5. An image processing method of an image processing apparatus including a reference background storage means for storing a reference background image, an estimating means for detecting an object from an input image and estimating the rough position and shape of the detected object, a background difference image generation means for generating a background difference image including a difference value between the input image and the reference background image, a calculation means for calculating a relationship equation of pixel values between pixels corresponding to the background difference image excluding a region of the object estimated by the estimating means and the reference background image, a conversion means for converting the pixel values of the reference background image based on the relationship equation and generating a pixel value conversion background image, and a background image update means for performing replacement by the pixel value conversion background image and updating the reference background image, the image processing method comprising the steps of:

storing the reference background image, in the reference background storage means;

detecting the object from the input image and estimating the rough position and shape of the detected object, in the estimating means;

generating the background difference image including the difference value between the input image and the reference background image, in the background difference image generation means;

calculating the relationship equation of the pixel values between the pixels corresponding to the background difference image excluding the region of the object estimated by the estimating step and the reference background image, in the calculation means;

converting the pixel values of the reference background image based on the relationship equation and generating the pixel value conversion background image, in the conversion means; and

performing replacement by the pixel value conversion background image and updating the reference background image, in the background image update means.
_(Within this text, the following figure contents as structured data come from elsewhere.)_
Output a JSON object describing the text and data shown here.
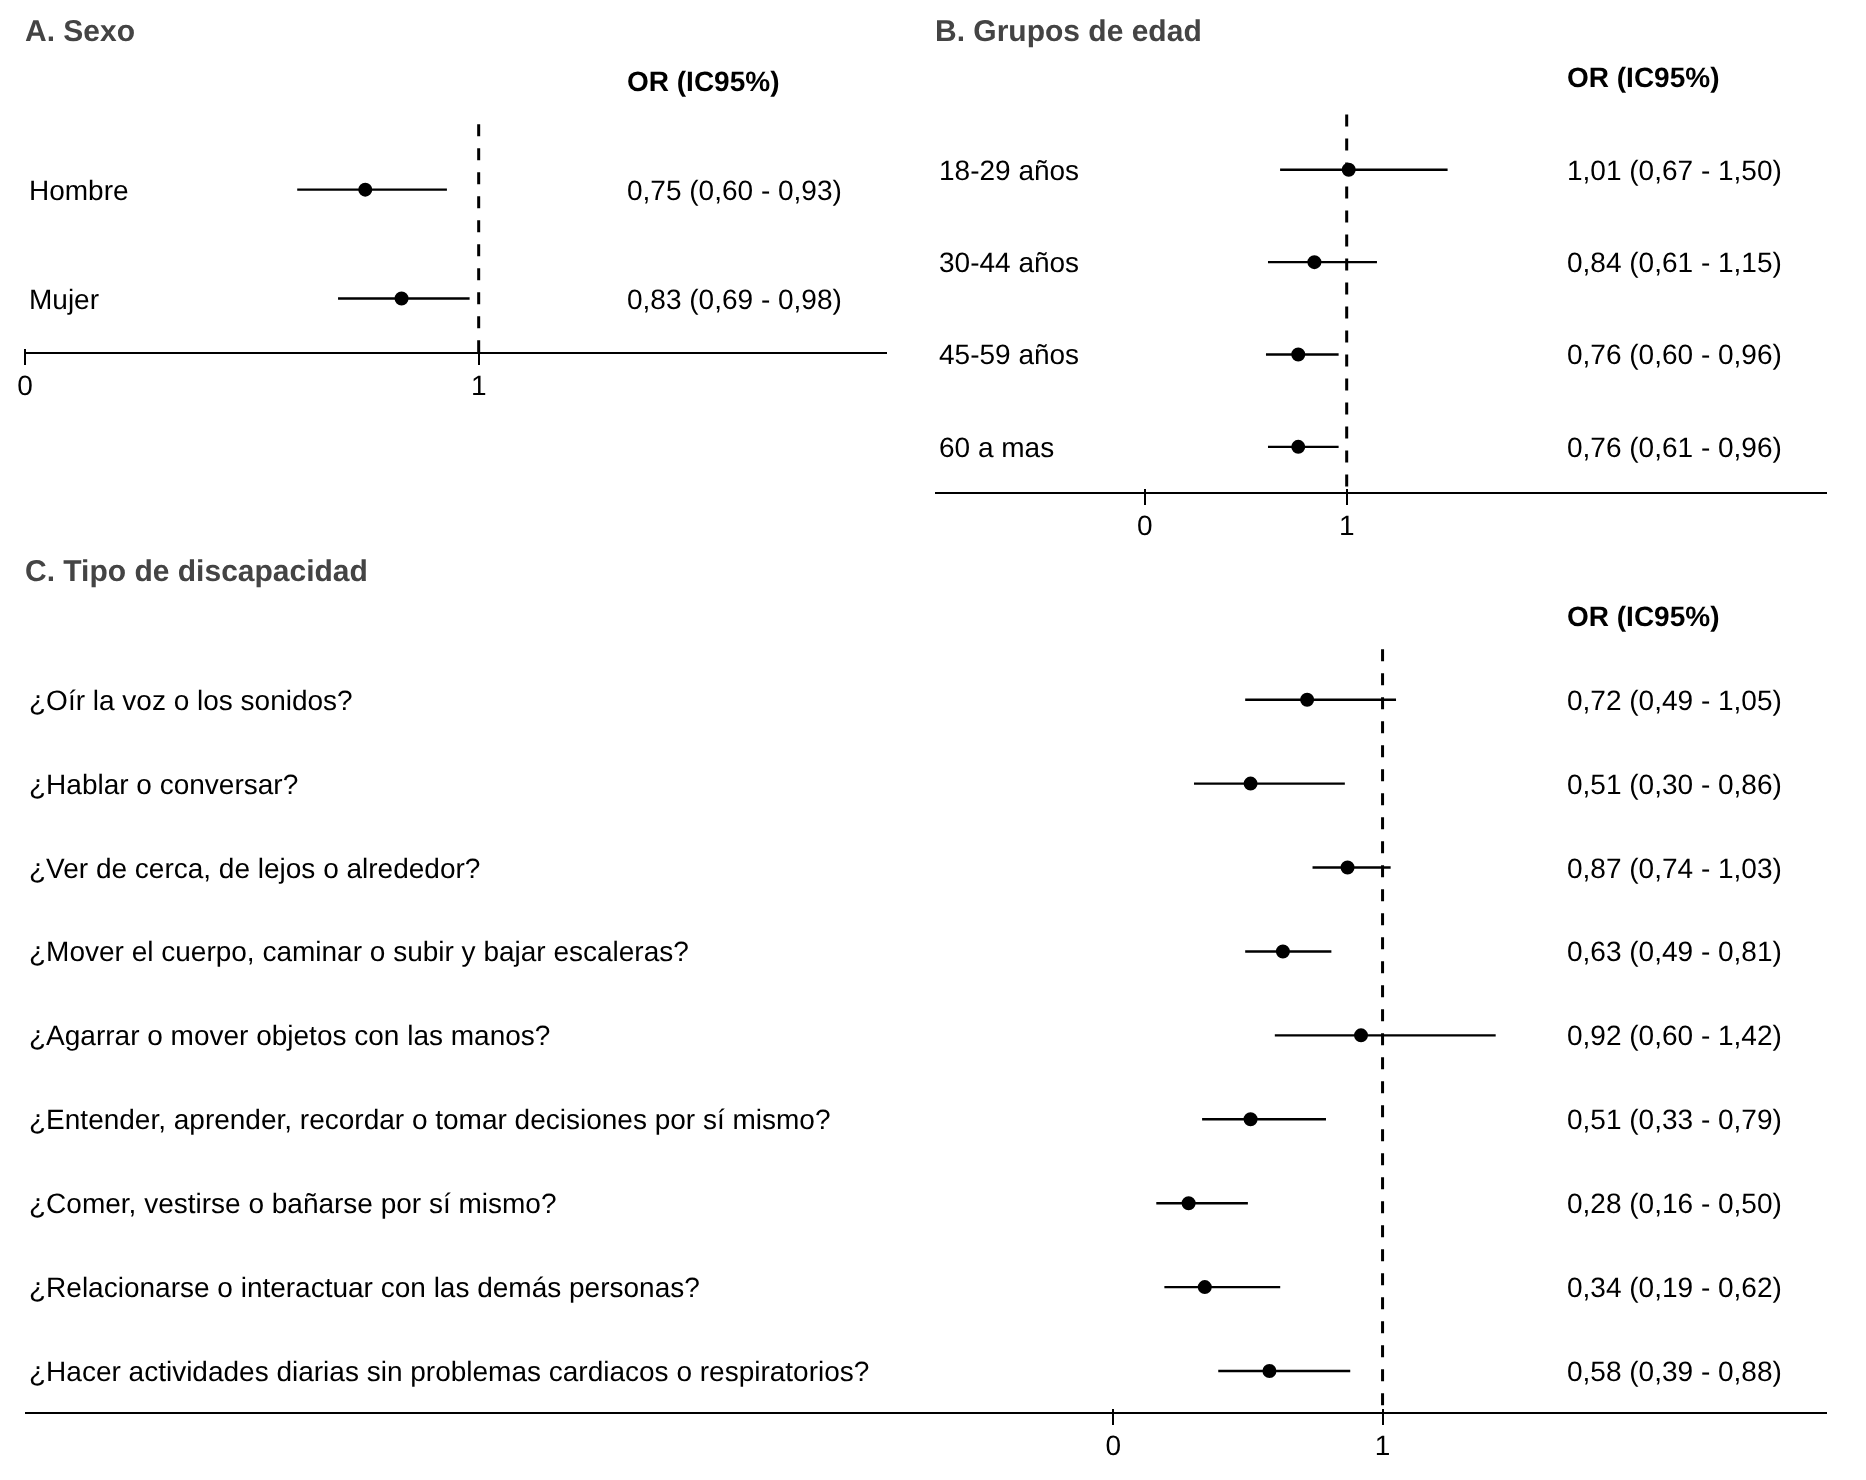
{
  "chart_data": [
    {
      "type": "scatter",
      "orientation": "horizontal",
      "title": "A. Sexo",
      "annotations": [
        "OR (IC95%)",
        "0,75 (0,60 - 0,93)",
        "0,83 (0,69 - 0,98)"
      ],
      "categories": [
        "Hombre",
        "Mujer"
      ],
      "values": [
        0.75,
        0.83
      ],
      "errors": [
        [
          0.6,
          0.93
        ],
        [
          0.69,
          0.98
        ]
      ],
      "color": "#000000",
      "marker": "circle",
      "xlim": [
        0,
        1.9
      ],
      "xticks": [
        0,
        1
      ],
      "ref_lines": [
        {
          "axis": "x",
          "value": 1,
          "line_style": "dashed",
          "color": "#000000"
        }
      ]
    },
    {
      "type": "scatter",
      "orientation": "horizontal",
      "title": "B. Grupos de edad",
      "annotations": [
        "OR (IC95%)",
        "1,01 (0,67 - 1,50)",
        "0,84 (0,61 - 1,15)",
        "0,76 (0,60 - 0,96)",
        "0,76 (0,61 - 0,96)"
      ],
      "categories": [
        "18-29 años",
        "30-44 años",
        "45-59 años",
        "60 a mas"
      ],
      "values": [
        1.01,
        0.84,
        0.76,
        0.76
      ],
      "errors": [
        [
          0.67,
          1.5
        ],
        [
          0.61,
          1.15
        ],
        [
          0.6,
          0.96
        ],
        [
          0.61,
          0.96
        ]
      ],
      "color": "#000000",
      "marker": "circle",
      "xlim": [
        -1.04,
        3.38
      ],
      "xticks": [
        0,
        1
      ],
      "ref_lines": [
        {
          "axis": "x",
          "value": 1,
          "line_style": "dashed",
          "color": "#000000"
        }
      ]
    },
    {
      "type": "scatter",
      "orientation": "horizontal",
      "title": "C. Tipo de discapacidad",
      "annotations": [
        "OR (IC95%)",
        "0,72 (0,49 - 1,05)",
        "0,51 (0,30 - 0,86)",
        "0,87 (0,74 - 1,03)",
        "0,63 (0,49 - 0,81)",
        "0,92 (0,60 - 1,42)",
        "0,51 (0,33 - 0,79)",
        "0,28 (0,16 - 0,50)",
        "0,34 (0,19 - 0,62)",
        "0,58 (0,39 - 0,88)"
      ],
      "categories": [
        "¿Oír la voz o los sonidos?",
        "¿Hablar o conversar?",
        "¿Ver de cerca, de lejos o alrededor?",
        "¿Mover el cuerpo, caminar o subir y bajar escaleras?",
        "¿Agarrar o mover objetos con las manos?",
        "¿Entender, aprender, recordar o tomar decisiones por sí mismo?",
        "¿Comer, vestirse o bañarse por sí mismo?",
        "¿Relacionarse o interactuar con las demás personas?",
        "¿Hacer actividades diarias sin problemas cardiacos o respiratorios?"
      ],
      "values": [
        0.72,
        0.51,
        0.87,
        0.63,
        0.92,
        0.51,
        0.28,
        0.34,
        0.58
      ],
      "errors": [
        [
          0.49,
          1.05
        ],
        [
          0.3,
          0.86
        ],
        [
          0.74,
          1.03
        ],
        [
          0.49,
          0.81
        ],
        [
          0.6,
          1.42
        ],
        [
          0.33,
          0.79
        ],
        [
          0.16,
          0.5
        ],
        [
          0.19,
          0.62
        ],
        [
          0.39,
          0.88
        ]
      ],
      "color": "#000000",
      "marker": "circle",
      "xlim": [
        -4.04,
        2.65
      ],
      "xticks": [
        0,
        1
      ],
      "ref_lines": [
        {
          "axis": "x",
          "value": 1,
          "line_style": "dashed",
          "color": "#000000"
        }
      ]
    }
  ]
}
6. A program that causes a computer for controlling an image processing apparatus including a reference background storage means for storing a reference background image, an estimating means for detecting an object from an input image and estimating the rough position and shape of the detected object, a background difference image generation means for generating a background difference image including a difference value between the input image and the reference background image, a calculation means for calculating a relationship equation of pixel values between pixels corresponding to the background difference image excluding a region of the object estimated by the estimating means and the reference background image, a conversion means for converting the pixel values of the reference background image based on the relationship equation and generating a pixel value conversion background image, and a background image update means for performing replacement by the pixel value conversion background image and updating the reference background image, to execute a process comprising the steps of:

storing the reference background image, in the reference background storage unit;

7. An image processing apparatus comprising:

a reference background storage unit for storing a reference background image;

an estimating unit for detecting an object from an input image and estimating the rough position and shape of the detected object;

a background difference image generation unit for generating a background difference image including a difference value between the input image and the reference background image;

a calculation unit for calculating a relationship equation of pixel values between pixels corresponding to the background difference image excluding a region of the object estimated by the estimating means and the reference background image;

a conversion unit for converting the pixel values of the reference background image based on the relationship equation and generating a pixel value conversion background image; and

a background image update unit for performing replacement by the pixel value conversion background image and updating the reference background image.